Tarification du carbone et oléoduc

« Je pense que les gens savent qu’on a besoin d’un gouvernement qui va tenir tête aux provinces, tenir tête aux conservateurs », a-t-il tranché, se félicitant d’« avoir lutté avec acharnement contre les provinces conservatrices qui ne voulaient pas [de la tarification du carbone] » et d’avoir eu gain de cause contre elles en Cour suprême. « Ce n’est pas rien ! », s’est-il exclamé.

L’acquisition de l’oléoduc Trans Mountain ternit assurément son bilan environnemental, convient Justin Trudeau. S’il a consenti à sortir le chéquier fédéral pour l’acquérir, c’est un peu en raison des pouvoirs de persuasion des ex-ministres albertains Amarjeet Sohi et Kent Hehr et de l’ancien député Randy Boissonnault, se remémore-t-il.

Avoir choisi d’acheter un pipeline, ce n’était pas nécessairement dans mes valeurs en tant qu’environnementaliste […] Ça a été un choix difficile qui n’aurait pas été un choix naturel pour moi, et c’est un choix qui, sur le plan politique, [m’a valu] énormément de critiques des progressistes.

Justin Trudeau, au sujet de l’acquisition de l’oléoduc Trans Mountain

Et il n’a pas non plus eu les fleurs de l’Alberta.

« Je n’ai eu aucun crédit de l’avoir acheté de la part des Albertains, mais je sais que c’était la bonne décision à prendre », lance-t-il.

Normes nationales : envers et contre Québec

Mais dans un passé beaucoup plus récent, c’est une autre province qui a donné du fil à retordre à Justin Trudeau : le Québec – et tout particulièrement son premier ministre, François Legault, qui a dit souhaiter l’élection à Ottawa d’un gouvernement conservateur minoritaire.

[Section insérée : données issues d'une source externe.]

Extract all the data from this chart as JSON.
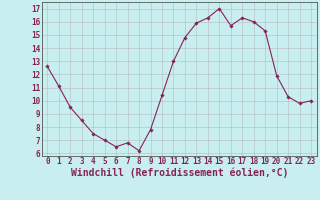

Pour expliquer cette préférence, le dirigeant caquiste a invoqué le « danger » de confier aux libéraux « centralisateurs » un nouveau mandat qui leur permettrait notamment d’avoir le champ libre pour faire adopter des normes nationales pour les soins aux aînés. Et à ce sujet, Justin Trudeau persiste et signe : les décès par centaines dans les centres de soins de longue durée pendant la pandémie justifient l’importance de se doter d’un tel cadre.

« Il y a une différence entre normes fédérales et normes nationales, a-t-il voulu nuancer. On [ne veut pas] imposer des normes fédérales, on [essaie de] rassembler les meilleures pratiques pour que nos aînés partout au pays aient la meilleure qualité de soins. »

Les provinces ne le font-elles pas déjà ?

« Malheureusement pas », a répondu le chef libéral sans aucune hésitation.

« Cette comparaison entre les différentes provinces est extrêmement difficile, parce que souvent, elles ne recueillent pas les données de la même façon, sont en train de travailler sur leur propre système, il n’y a pas une vue d’ensemble », a-t-il fait valoir.

Par conséquent, le fédéral a un rôle à jouer pour « assurer la protection, la dignité et la sécurité de tous les Canadiens », a complété Justin Trudeau.

Une pique à Blanchet sur l’avortement

Dans la même veine, il n’a aucun complexe à menacer de sévir contre certaines provinces qui, comme le Nouveau-Brunswick, mettent des bâtons dans les roues des femmes désirant interrompre une grossesse. L’engagement est écrit noir sur blanc dans la plateforme du Parti libéral.

Les réticences exprimées sur cette question par Yves-François Blanchet sur les ondes de la chaîne Noovo, au nom de la défense des champs de compétence des provinces, n’ont pas échappé à Justin Trudeau, qui y a vu une occasion d’attaquer son adversaire du Bloc québécois.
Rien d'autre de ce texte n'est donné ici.